Everyone seems to dread the annual association budget process. It can be time consuming. Decisions related to assessment increases are sensitive. Costs are increasing. How do Boards squeeze more or even the same services from static or only slightly increased assessments?
What can managers and boards do to prepare for budget season?
The budget planning process requires data. Where do you get it from? What will you do with the information? We always say that the budget process should not feel like it starts 4-5 months before the new year commences. The collection of information should be continuous. Maintain a physical or digital file with every monthly financial statement, the general ledger for the year, rolling income and expense trend reports, vendor contracts, access to paid vendor invoices. Review utility company websites for indications of rate changes together with understanding monthly usage rates. Maintain board meeting minutes that you can refer to. Is there a community to-do list? Are there notes from community walks. Keep the documentation updated continuously. Do not wait until you start the budget process to collect the information you will need. You really need to enter the budget building period with most information at your fingertips.
Assessments: The budget process will focus on determining operating fund expenses and contributions to reserves. The outcome of the expenses and contributions calculation is the assessment value.
Other Revenues: Be careful not to over-budget for contingent revenues that occur based on something happening. Examples include delinquent owner account interest, late fees. If you have well-documented other income sources such as clubhouse rentals, laundry facilities, cell tower lease income, take care to err on the side of being conservative with your estimates. Review historical trends. Review any agreements for time period and amounts to be received.

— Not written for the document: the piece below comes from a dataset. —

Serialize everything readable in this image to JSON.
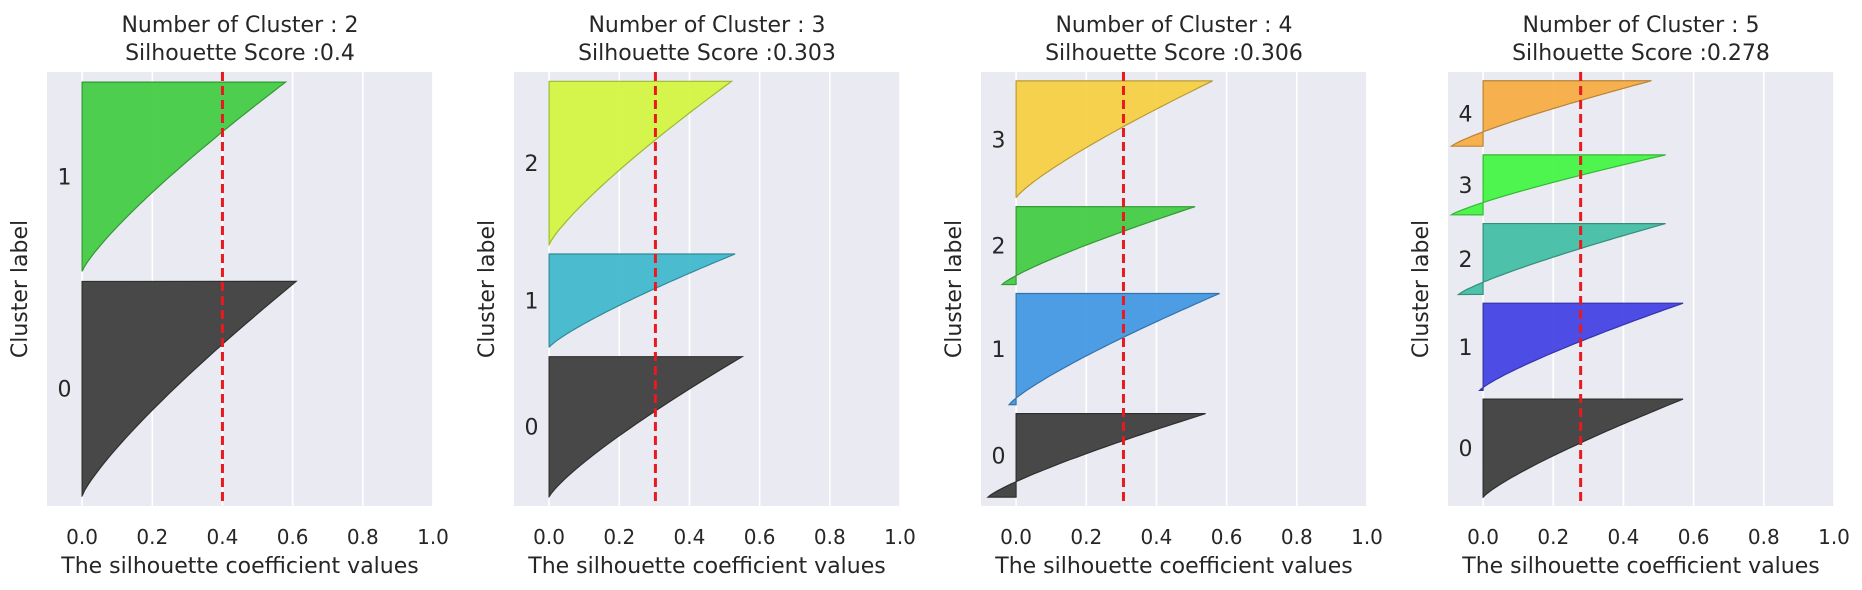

Know the expense trends. Know the condition of the common community components. What are vendors telling you about the repair or replacement needs for the association – keep and save notes with price estimates. Talk with vendors continuously about cost control. Know who to ask, and where to look for information – both historical and prospective.
Contributions to reserves
If associations do not contribute assessments to the reserves fund, the association will be underfunded, and potentially be unable to pay for reserves components major repairs and/or replacements. In other words, maintenance will be deferred, and future costs will probably be higher.